SPD fordert höhere Steuern für Finanzinvestoren

Unterdessen wächst angesichts des Insolvenzantrags von Hertie in der SPD der Ruf nach schärferen Regeln für Finanzinvestoren und Hedgefonds. Der wirtschaftspolitische Sprecher der SPD-Bundestagsfraktion, Rainer Wend, verlangte in der Bild-Zeitung, Investmentgesellschaften nach Firmenübernahmen steuerlich stärker zu belasten. Damit sollten auf kurzfristigen Profit ausgerichtete Firmenkäufe unattraktiv werden.

Die Union lehnte dies umgehend ab. Damit würde sich Deutschland von den anderen europäischen Volkswirtschaften isolieren, sagte der finanzpolitische Sprecher der CDU/CSU-Fraktion, Otto Bernhardt. Auch das SPD-geführte Finanzministerium sah keinen Handlungsbedarf.

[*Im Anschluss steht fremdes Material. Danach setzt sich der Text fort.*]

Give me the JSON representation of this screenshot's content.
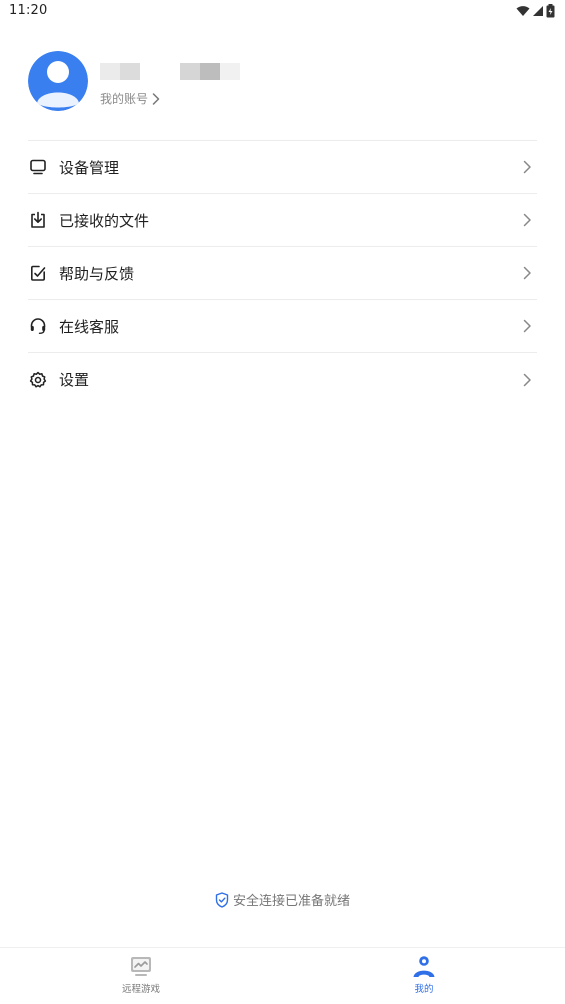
{
  "status_bar": {
    "time": "11:20"
  },
  "profile": {
    "account_label": "我的账号"
  },
  "menu": {
    "items": [
      {
        "label": "设备管理",
        "icon": "monitor-icon"
      },
      {
        "label": "已接收的文件",
        "icon": "download-icon"
      },
      {
        "label": "帮助与反馈",
        "icon": "feedback-icon"
      },
      {
        "label": "在线客服",
        "icon": "headset-icon"
      },
      {
        "label": "设置",
        "icon": "gear-icon"
      }
    ]
  },
  "footer": {
    "secure_text": "安全连接已准备就绪"
  },
  "bottom_nav": {
    "tabs": [
      {
        "label": "远程游戏",
        "icon": "remote-game-icon",
        "active": false
      },
      {
        "label": "我的",
        "icon": "profile-icon",
        "active": true
      }
    ]
  },
  "colors": {
    "accent": "#2f6fe8",
    "avatar_bg": "#3a7ff0",
    "divider": "#ececec",
    "muted_text": "#8a8a8a"
  }
}
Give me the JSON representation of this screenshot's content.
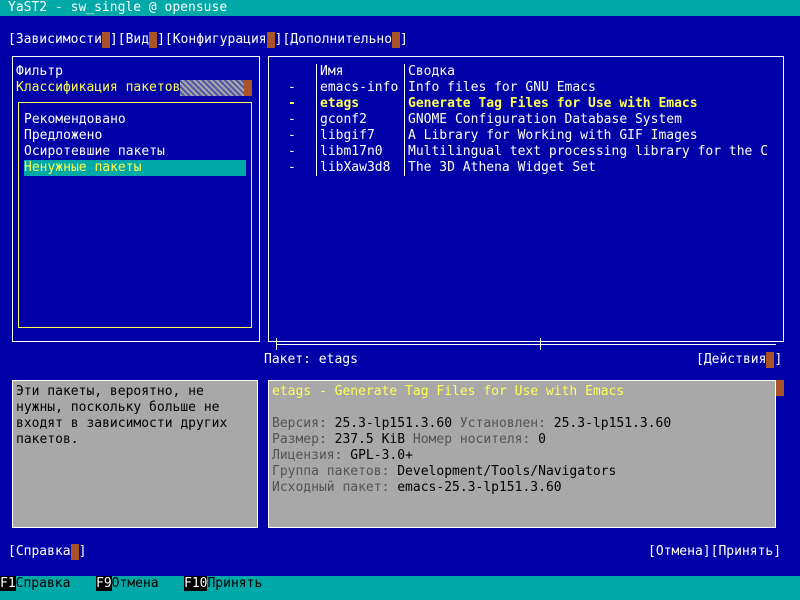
{
  "window": {
    "title": "YaST2 - sw_single @ opensuse"
  },
  "menu": {
    "items": [
      {
        "label": "Зависимости"
      },
      {
        "label": "Вид"
      },
      {
        "label": "Конфигурация"
      },
      {
        "label": "Дополнительно"
      }
    ]
  },
  "filter": {
    "label": "Фильтр",
    "selected": "Классификация пакетов",
    "options": [
      "Рекомендовано",
      "Предложено",
      "Осиротевшие пакеты",
      "Ненужные пакеты"
    ],
    "selected_index": 3
  },
  "packages": {
    "headers": {
      "name": "Имя",
      "summary": "Сводка"
    },
    "rows": [
      {
        "status": "-",
        "name": "emacs-info",
        "summary": "Info files for GNU Emacs"
      },
      {
        "status": "-",
        "name": "etags",
        "summary": "Generate Tag Files for Use with Emacs"
      },
      {
        "status": "-",
        "name": "gconf2",
        "summary": "GNOME Configuration Database System"
      },
      {
        "status": "-",
        "name": "libgif7",
        "summary": "A Library for Working with GIF Images"
      },
      {
        "status": "-",
        "name": "libm17n0",
        "summary": "Multilingual text processing library for the C"
      },
      {
        "status": "-",
        "name": "libXaw3d8",
        "summary": "The 3D Athena Widget Set"
      }
    ],
    "current_label": "Пакет: etags",
    "actions_label": "Действия"
  },
  "description": {
    "lines": [
      "Эти пакеты, вероятно, не",
      "нужны, поскольку больше не",
      "входят в зависимости других",
      "пакетов."
    ]
  },
  "info": {
    "heading": "etags - Generate Tag Files for Use with Emacs",
    "version_key": "Версия:",
    "version_val": "25.3-lp151.3.60",
    "installed_key": "Установлен:",
    "installed_val": "25.3-lp151.3.60",
    "size_key": "Размер:",
    "size_val": "237.5 KiB",
    "media_key": "Номер носителя:",
    "media_val": "0",
    "license_key": "Лицензия:",
    "license_val": "GPL-3.0+",
    "group_key": "Группа пакетов:",
    "group_val": "Development/Tools/Navigators",
    "source_key": "Исходный пакет:",
    "source_val": "emacs-25.3-lp151.3.60"
  },
  "buttons": {
    "help": "Справка",
    "cancel": "Отмена",
    "accept": "Принять"
  },
  "fkeys": [
    {
      "key": "F1",
      "label": "Справка"
    },
    {
      "key": "F9",
      "label": "Отмена"
    },
    {
      "key": "F10",
      "label": "Принять"
    }
  ]
}
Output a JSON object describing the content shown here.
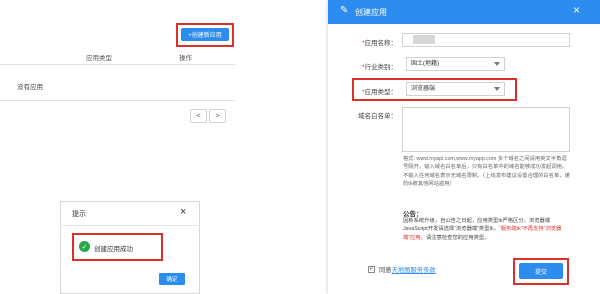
{
  "app_list": {
    "create_button": "+创建新应用",
    "columns": [
      "应用类型",
      "操作"
    ],
    "empty_text": "没有应用",
    "pager": {
      "prev": "<",
      "next": ">"
    }
  },
  "success_dialog": {
    "title": "提示",
    "close": "×",
    "message": "创建应用成功",
    "ok_button": "确定"
  },
  "create_modal": {
    "title": "创建应用",
    "close": "×",
    "fields": {
      "app_name": {
        "label": "应用名称：",
        "value": ""
      },
      "industry": {
        "label": "行业类别：",
        "value": "国土(地籍)"
      },
      "app_type": {
        "label": "应用类型：",
        "value": "浏览器端"
      },
      "whitelist": {
        "label": "域名白名单：",
        "value": ""
      }
    },
    "hint": "格式: www.myapi.com,www.myapp.com 多个域名之间请用英文半角逗号隔开。输入域名白名单后，只有白名单中的域名能够成功发起调用。不输入任何域名表示无域名限制。（上线发布建议设置合理的白名单，谨防tk被其他网站盗用）",
    "notice_title": "公告：",
    "notice_part1": "因新系统升级，自公告之日起，应用类型tk严格区分，浏览器端JavaScript开发请选择“浏览器端”类型tk，",
    "notice_red": "“服务端tk”不再支持“浏览器端”应用。",
    "notice_part2": "请注意检查您的应用类型。",
    "agree_prefix": "同意",
    "agree_link": "天地图服务条款",
    "submit": "提交"
  }
}
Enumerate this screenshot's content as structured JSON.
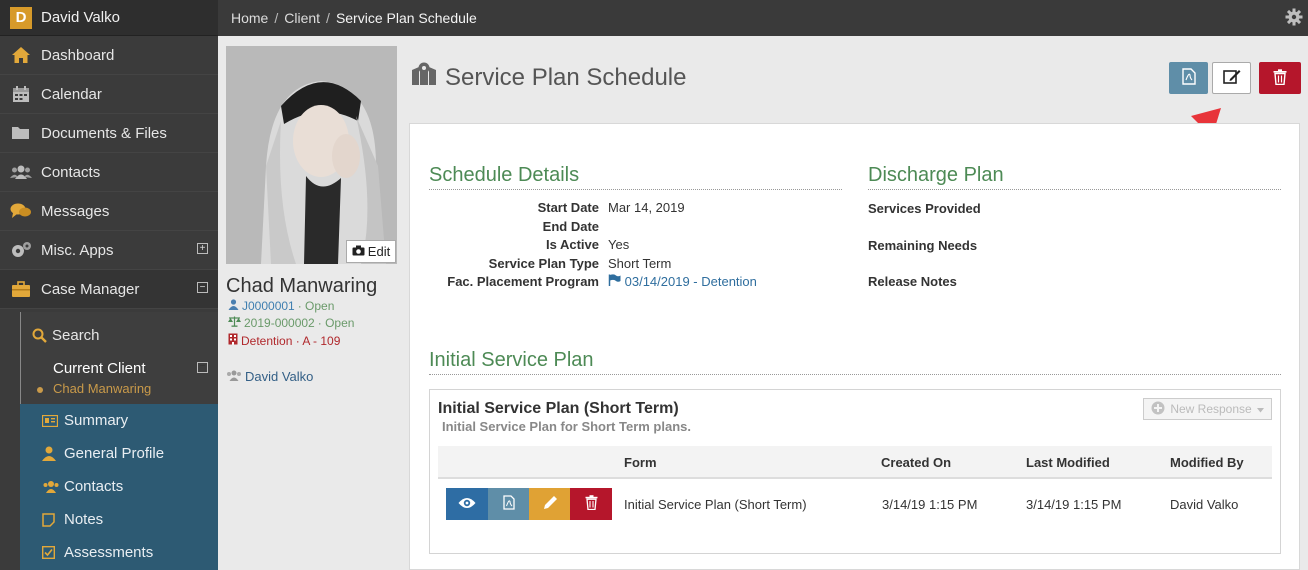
{
  "sidebar": {
    "brand_initial": "D",
    "user_name": "David Valko",
    "items": [
      {
        "label": "Dashboard",
        "icon": "home-icon"
      },
      {
        "label": "Calendar",
        "icon": "calendar-icon"
      },
      {
        "label": "Documents & Files",
        "icon": "folder-icon"
      },
      {
        "label": "Contacts",
        "icon": "users-icon"
      },
      {
        "label": "Messages",
        "icon": "comments-icon"
      },
      {
        "label": "Misc. Apps",
        "icon": "cogs-icon"
      },
      {
        "label": "Case Manager",
        "icon": "briefcase-icon"
      }
    ],
    "search_label": "Search",
    "current_client_label": "Current Client",
    "current_client_name": "Chad Manwaring",
    "client_items": [
      {
        "label": "Summary",
        "icon": "id-card-icon"
      },
      {
        "label": "General Profile",
        "icon": "user-icon"
      },
      {
        "label": "Contacts",
        "icon": "users-icon"
      },
      {
        "label": "Notes",
        "icon": "note-icon"
      },
      {
        "label": "Assessments",
        "icon": "checkbox-icon"
      }
    ]
  },
  "breadcrumb": {
    "home": "Home",
    "client": "Client",
    "current": "Service Plan Schedule"
  },
  "profile": {
    "edit_label": "Edit",
    "name": "Chad Manwaring",
    "case1_id": "J0000001",
    "case1_status": "· Open",
    "case2_id": "2019-000002",
    "case2_status": "· Open",
    "placement": "Detention · A - 109",
    "worker": "David Valko"
  },
  "page": {
    "title": "Service Plan Schedule"
  },
  "schedule": {
    "title": "Schedule Details",
    "rows": [
      {
        "label": "Start Date",
        "value": "Mar 14, 2019"
      },
      {
        "label": "End Date",
        "value": ""
      },
      {
        "label": "Is Active",
        "value": "Yes"
      },
      {
        "label": "Service Plan Type",
        "value": "Short Term"
      },
      {
        "label": "Fac. Placement Program",
        "value": "03/14/2019 - Detention"
      }
    ]
  },
  "discharge": {
    "title": "Discharge Plan",
    "services": "Services Provided",
    "needs": "Remaining Needs",
    "notes": "Release Notes"
  },
  "isp": {
    "section_title": "Initial Service Plan",
    "box_title": "Initial Service Plan (Short Term)",
    "box_desc": "Initial Service Plan for Short Term plans.",
    "new_response": "New Response",
    "columns": [
      "Form",
      "Created On",
      "Last Modified",
      "Modified By"
    ],
    "row": {
      "form": "Initial Service Plan (Short Term)",
      "created": "3/14/19 1:15 PM",
      "modified": "3/14/19 1:15 PM",
      "modified_by": "David Valko"
    }
  },
  "colors": {
    "sidebar_bg": "#3b3b3b",
    "accent_green": "#4d8a55",
    "pdf_btn": "#5f8ea8",
    "view_btn": "#2e6da4",
    "edit_btn": "#e0a234",
    "delete_btn": "#b5162b",
    "arrow": "#e8343a"
  }
}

Wend sagte der Zeitung einem Vorabbericht zufolge, der Fall Hertie zeige den Sittenverfall bei Investoren, der "mit der sozialen Marktwirtschaft nichts mehr zu tun hat". Den "Heuschrecken" gehe es nur um kurzfristigen Profit: "Bei Firmenkäufen sollte die Steuerlast drei bis fünf Jahre so hoch liegen, dass sich die Übernahme nur langfristig lohnt." Bernhardt sagte dagegen: "Wir lehnen einen solchen Eingriff schon aus ordnungspolitischen Gründen ab."

Bürgermeister stemmen sich gegen Schließungen

Das aktuelle Steuerrecht reiche aus um sicherzustellen, dass auch bei den angesprochenen Übernahmen im notwendigen Umfang Steuern gezahlt würden. Wends Vorschlag würde auch Sanierungsübernahmen behindern und die Chancen gefährden, Unternehmungen wieder in geordnete Bahnen zu bringen.

Hertie hatte am Donnerstag Insolvenz angemeldet, nachdem Gespräche über eine finanzielle Neustrukturierung des Unternehmens beziehungsweise eine Zwischenfinanzierung gescheitert waren. Die Firma begründete die Probleme mit der angespannten Lage beim Investor Dawnay Day, der die Kaufhäuser 2005 von KarstadtQuelle übernommen hatte. Insgesamt 4500 Beschäftigte in 73 Hertie-Filialen sind laut der Gewerkschaft ver.Di betroffen.

Trotz Insolvenz der Warenhauskette wollen die betroffenen schleswig-holsteinischen Städte eine Schließung ihrer Filialen verhindern. Dazu haben die Bürgermeister von Rendsburg, Elmshorn, Schleswig, Niebüll, Husum, Mölln und Itzehoe eine Initiative gebildet. Sie forderten am Freitag die Landesregierung in Kiel auf, möglicherweise im Verbund mit weiteren Ländern für Hertie aktiv zu werden.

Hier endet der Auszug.